Journal
Le Boston Ballet au Théâtre des Champs-Elysées – Chocs culturels – Compte-rendu
Détonante, étonnante soirée que ce programme si contrasté offert par le Boston Ballet. La troupe astucieusement inscrite dans la série TranscenDanses, qui permet ainsi de se faire une idée du panorama chorégraphique contemporain tel qu’on le vit aux USA, est assurément brillante, ardente, allurée, après cinquante-six années d’existence où elle abordé tous les genres, du classique traditionnel aux chorégraphes actuels, de Wheeldon à McGregor et Morris. Un formidable éventail de savoir-faire pour une compagnie polymorphe, où les nationalités se fondent dans le creuset néoclassique. Avec le sacrosaint Balanchine comme base quasi institutionnelle.
Le contraste, en fait, se lit cette fois entre le newyorkais William Forsythe, que le directeur, Mikko Nissinen, a installé sur place depuis 2016, à titre de partenaire, et le Tchèque Jiří Kylián, à l’aura intouchable. Difficile de trouver deux mondes plus éloignés que ceux de ces créateurs qui tous deux ont gardé le chausson à pointe, Kilian le subtil, l’étrange, le troublant auquel on ne comprend pas grand chose mais dont on ressent le charme comme un aimant irrésistible et Forsythe le moqueur, le provocateur, le déstructureur qui pousse le corps jusqu’à ses dernières limites d’équilibre et séduit par son caractère accrocheur, sans une once d’émotion.

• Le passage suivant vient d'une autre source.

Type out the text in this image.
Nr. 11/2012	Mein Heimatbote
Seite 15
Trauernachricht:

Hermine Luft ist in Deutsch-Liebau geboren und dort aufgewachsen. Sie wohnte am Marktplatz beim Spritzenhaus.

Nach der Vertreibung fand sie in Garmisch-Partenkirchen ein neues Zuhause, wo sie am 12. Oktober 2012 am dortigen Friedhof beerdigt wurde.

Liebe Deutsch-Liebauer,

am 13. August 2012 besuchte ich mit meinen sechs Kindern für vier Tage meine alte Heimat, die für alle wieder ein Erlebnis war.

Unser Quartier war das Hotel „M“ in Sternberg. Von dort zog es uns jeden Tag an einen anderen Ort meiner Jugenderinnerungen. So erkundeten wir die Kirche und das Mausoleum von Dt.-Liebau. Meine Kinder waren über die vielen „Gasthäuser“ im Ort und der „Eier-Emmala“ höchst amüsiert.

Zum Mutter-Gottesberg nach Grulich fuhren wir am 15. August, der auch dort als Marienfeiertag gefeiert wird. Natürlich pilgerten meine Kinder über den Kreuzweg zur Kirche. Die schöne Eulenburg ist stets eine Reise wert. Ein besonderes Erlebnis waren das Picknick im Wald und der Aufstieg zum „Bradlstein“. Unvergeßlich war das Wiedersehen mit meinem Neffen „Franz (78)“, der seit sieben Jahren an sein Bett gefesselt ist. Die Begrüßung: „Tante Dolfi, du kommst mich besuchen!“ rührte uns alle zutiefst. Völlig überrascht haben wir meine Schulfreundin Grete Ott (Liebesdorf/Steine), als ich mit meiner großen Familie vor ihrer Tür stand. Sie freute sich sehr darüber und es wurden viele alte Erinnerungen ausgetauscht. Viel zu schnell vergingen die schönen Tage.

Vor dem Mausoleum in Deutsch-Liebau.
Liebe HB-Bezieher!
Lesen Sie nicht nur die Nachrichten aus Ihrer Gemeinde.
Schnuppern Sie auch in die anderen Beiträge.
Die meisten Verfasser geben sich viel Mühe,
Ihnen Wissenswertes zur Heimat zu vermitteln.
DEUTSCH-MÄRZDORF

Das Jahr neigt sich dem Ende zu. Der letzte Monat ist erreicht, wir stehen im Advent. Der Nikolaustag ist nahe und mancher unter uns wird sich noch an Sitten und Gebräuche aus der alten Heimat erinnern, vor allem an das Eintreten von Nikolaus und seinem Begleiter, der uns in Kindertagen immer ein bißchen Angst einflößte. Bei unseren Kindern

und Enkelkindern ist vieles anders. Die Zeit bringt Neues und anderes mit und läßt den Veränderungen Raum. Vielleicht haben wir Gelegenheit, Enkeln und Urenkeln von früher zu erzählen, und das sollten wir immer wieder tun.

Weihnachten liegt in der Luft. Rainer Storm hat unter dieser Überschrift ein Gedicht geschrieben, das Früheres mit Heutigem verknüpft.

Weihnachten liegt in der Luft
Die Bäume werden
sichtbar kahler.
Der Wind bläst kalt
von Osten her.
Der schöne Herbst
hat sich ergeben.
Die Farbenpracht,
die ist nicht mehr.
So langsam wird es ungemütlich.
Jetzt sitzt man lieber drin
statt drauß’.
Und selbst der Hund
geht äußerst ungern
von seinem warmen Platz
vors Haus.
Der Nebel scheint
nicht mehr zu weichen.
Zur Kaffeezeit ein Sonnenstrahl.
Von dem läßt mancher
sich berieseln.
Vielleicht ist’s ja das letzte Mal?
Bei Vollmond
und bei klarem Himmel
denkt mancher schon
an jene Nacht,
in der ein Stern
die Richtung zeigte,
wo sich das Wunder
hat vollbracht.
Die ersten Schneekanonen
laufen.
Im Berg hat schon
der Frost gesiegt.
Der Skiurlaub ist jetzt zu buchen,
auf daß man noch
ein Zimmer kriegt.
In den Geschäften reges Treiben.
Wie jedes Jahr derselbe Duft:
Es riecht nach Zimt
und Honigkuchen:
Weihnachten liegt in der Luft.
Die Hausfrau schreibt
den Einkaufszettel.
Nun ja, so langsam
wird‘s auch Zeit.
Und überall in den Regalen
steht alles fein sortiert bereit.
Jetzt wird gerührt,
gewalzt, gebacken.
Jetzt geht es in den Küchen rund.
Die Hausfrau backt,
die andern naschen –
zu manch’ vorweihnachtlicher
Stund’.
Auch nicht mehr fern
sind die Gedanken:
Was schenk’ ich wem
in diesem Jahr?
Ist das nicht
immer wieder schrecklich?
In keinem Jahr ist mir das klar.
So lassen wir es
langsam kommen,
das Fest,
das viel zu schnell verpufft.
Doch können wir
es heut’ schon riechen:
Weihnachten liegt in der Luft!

© Rosalie O’Connor, courtesy of Boston Ballet
La pièce Pas/Parts 2018 que Forsythe créa pour le Ballet de l’Opéra en 1999 et que le Boston Ballet reprend dans une version légèrement remaniée, sur la musique de Thom Willems, comparse habituel du chorégraphe, déroule une succession de séquences où la maîtrise technique de Forsythe s’en donne à cœur joie, pour le seul plaisir d’enchaînements assez balanchiniens, et sans cette désarticulation extrême qui marqua tant à son entrée sur la scène internationale. On y apprécie la vigueur musculeuse, les fortes anatomies notamment féminines de la compagnie.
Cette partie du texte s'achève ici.